In an announcement, Microsoft said that, working with Europol and German law enforcement, it successfully seized the infrastructure used by RedVDS, a cheap platform that facilitated phishing, business email compromise, malware distribution, and more.
“For just $24 per month, RedVDS gives criminals access to disposable virtual computers that make fraud inexpensive, scalable, and difficult to trace,” Microsoft said in its statement. “Services like these have quietly become one of the drivers of the current surge in cybercrime, fueling attacks that harm individuals, businesses and communities around the world. »
Millions of damages
Microsoft explained that RedVDS sells access to Windows virtual cloud servers. All virtual machines came from a single Windows Server 2022 image, leaving a unique fingerprint that researchers were able to track.

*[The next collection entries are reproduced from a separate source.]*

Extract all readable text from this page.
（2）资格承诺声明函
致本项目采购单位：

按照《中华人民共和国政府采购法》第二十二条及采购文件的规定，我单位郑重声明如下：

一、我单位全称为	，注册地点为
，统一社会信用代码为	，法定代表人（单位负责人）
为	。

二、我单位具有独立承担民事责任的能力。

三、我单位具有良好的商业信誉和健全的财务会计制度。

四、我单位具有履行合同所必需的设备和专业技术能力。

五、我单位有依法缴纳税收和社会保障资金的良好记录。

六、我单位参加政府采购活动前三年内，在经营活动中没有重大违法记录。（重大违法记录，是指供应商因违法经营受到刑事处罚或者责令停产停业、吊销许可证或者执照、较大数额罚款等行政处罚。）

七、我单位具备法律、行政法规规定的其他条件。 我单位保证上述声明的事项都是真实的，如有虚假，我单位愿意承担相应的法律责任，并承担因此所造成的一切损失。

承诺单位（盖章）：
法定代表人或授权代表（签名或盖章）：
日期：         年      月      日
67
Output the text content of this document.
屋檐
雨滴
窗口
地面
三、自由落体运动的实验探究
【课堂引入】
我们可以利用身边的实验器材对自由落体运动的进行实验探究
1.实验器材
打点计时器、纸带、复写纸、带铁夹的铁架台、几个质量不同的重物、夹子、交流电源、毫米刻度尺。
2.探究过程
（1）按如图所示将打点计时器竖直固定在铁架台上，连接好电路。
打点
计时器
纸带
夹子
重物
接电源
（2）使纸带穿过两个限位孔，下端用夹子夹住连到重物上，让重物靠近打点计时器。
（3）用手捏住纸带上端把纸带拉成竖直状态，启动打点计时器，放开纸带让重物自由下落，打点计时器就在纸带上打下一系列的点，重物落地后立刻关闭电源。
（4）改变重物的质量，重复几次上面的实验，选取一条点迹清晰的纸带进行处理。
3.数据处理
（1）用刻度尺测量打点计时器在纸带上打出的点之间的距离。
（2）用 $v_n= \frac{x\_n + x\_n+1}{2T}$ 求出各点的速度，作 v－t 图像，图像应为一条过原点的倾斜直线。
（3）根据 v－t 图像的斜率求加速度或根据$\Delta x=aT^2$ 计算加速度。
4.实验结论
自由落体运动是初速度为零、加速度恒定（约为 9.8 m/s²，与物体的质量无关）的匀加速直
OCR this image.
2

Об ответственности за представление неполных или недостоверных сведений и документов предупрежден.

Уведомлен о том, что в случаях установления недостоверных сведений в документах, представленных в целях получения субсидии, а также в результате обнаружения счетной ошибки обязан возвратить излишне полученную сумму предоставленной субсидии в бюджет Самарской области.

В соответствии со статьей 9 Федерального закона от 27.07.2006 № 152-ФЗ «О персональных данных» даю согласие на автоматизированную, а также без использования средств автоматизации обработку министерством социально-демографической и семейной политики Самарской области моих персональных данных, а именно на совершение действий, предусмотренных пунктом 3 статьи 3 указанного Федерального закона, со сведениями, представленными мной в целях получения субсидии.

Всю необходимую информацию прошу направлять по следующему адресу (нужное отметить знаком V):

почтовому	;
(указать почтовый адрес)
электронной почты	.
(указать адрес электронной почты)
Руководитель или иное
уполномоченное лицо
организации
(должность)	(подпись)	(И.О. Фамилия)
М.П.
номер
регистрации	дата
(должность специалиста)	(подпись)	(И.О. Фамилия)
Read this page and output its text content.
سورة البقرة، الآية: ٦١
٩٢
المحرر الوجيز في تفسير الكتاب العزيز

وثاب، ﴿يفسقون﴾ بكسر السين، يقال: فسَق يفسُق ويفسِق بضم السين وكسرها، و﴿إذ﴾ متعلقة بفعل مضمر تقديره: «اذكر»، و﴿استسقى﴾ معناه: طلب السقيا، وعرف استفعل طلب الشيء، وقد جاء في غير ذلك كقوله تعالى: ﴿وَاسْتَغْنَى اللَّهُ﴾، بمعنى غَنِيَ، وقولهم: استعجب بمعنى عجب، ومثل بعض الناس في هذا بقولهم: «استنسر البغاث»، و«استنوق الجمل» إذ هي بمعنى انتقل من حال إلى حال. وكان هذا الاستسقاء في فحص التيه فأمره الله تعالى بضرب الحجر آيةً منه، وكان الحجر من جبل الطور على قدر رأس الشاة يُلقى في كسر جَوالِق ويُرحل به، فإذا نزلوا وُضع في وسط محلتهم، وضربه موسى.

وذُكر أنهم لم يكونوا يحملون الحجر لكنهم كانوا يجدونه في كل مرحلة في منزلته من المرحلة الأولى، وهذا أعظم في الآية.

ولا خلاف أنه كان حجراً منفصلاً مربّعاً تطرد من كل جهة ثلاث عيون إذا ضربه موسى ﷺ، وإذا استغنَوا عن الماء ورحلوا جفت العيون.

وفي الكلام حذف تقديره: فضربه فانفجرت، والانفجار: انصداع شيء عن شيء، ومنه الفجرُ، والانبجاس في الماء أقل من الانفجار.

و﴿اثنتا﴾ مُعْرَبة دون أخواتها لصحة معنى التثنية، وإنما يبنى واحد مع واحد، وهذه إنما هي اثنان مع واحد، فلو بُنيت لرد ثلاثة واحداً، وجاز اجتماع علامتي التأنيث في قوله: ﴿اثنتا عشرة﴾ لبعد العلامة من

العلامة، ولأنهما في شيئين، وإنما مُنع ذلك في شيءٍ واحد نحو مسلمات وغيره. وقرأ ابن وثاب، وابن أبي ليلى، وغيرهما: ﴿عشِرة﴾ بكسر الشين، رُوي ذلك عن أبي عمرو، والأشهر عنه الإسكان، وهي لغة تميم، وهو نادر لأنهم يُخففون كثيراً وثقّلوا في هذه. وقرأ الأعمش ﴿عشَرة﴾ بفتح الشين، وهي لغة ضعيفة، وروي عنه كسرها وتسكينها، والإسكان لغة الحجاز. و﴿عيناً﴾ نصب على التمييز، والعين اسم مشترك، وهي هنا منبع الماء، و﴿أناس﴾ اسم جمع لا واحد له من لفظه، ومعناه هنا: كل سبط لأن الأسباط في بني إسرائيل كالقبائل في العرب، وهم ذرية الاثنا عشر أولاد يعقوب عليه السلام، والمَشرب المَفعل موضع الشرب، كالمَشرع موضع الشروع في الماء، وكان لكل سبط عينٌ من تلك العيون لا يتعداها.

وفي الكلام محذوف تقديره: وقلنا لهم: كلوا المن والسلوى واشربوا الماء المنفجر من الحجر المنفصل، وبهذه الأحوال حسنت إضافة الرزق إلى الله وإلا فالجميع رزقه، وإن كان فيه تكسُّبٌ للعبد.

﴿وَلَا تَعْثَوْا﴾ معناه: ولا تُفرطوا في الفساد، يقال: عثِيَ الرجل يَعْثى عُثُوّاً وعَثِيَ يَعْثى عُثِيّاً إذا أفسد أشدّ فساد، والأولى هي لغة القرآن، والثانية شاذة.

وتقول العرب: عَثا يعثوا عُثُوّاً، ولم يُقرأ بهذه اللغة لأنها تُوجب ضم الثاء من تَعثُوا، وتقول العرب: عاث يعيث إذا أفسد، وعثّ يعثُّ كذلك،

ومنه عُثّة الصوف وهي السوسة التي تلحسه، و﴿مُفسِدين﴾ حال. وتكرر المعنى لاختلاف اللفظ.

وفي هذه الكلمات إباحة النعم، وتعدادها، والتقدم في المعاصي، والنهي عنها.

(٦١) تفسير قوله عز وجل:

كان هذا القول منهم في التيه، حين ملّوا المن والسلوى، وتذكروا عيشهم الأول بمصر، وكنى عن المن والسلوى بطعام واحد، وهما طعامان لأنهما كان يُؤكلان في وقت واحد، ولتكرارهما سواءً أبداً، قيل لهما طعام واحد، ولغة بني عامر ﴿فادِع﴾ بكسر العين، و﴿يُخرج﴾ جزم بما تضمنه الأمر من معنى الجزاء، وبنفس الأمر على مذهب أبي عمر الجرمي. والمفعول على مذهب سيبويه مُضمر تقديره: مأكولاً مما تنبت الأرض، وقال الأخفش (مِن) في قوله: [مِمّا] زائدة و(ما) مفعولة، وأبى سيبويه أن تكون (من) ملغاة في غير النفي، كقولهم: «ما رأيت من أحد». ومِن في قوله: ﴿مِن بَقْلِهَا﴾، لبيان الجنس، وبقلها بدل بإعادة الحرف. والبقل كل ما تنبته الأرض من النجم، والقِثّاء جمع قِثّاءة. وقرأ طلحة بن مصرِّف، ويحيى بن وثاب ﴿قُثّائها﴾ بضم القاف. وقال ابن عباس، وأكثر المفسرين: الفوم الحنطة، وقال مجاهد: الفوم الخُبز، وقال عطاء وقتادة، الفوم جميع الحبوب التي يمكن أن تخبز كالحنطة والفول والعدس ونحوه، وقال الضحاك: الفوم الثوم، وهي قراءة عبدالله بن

It rented servers from hosting providers in the United States and Europe, giving cybercriminals the ability to use IP addresses close to their targets and thus evade location-based security filters.
Besides Microsoft, several private companies have also joined as co-plaintiffs, including H2-Pharma and the Gatehouse Dock Condominium Association. The former claims to have lost $7.3 million in a Business Email Compromise (BEC) attack, while the latter claims to have lost nearly $500,000 in residential funds.
By 2025, in the United States alone, RedVDS facilitated losses of at least $40 million, Microsoft concluded. In Canada and Australia, more than 9,000 customers were scammed.
Microsoft also discovered that RedVDS customers would use Generative AI to create credible phishing emails, as well as other advanced tools for face swapping, video manipulation and voice cloning.
On average, scammers reportedly send more than a million phishing emails each month to Microsoft customers alone, compromising around 200,000 of them in less than six months.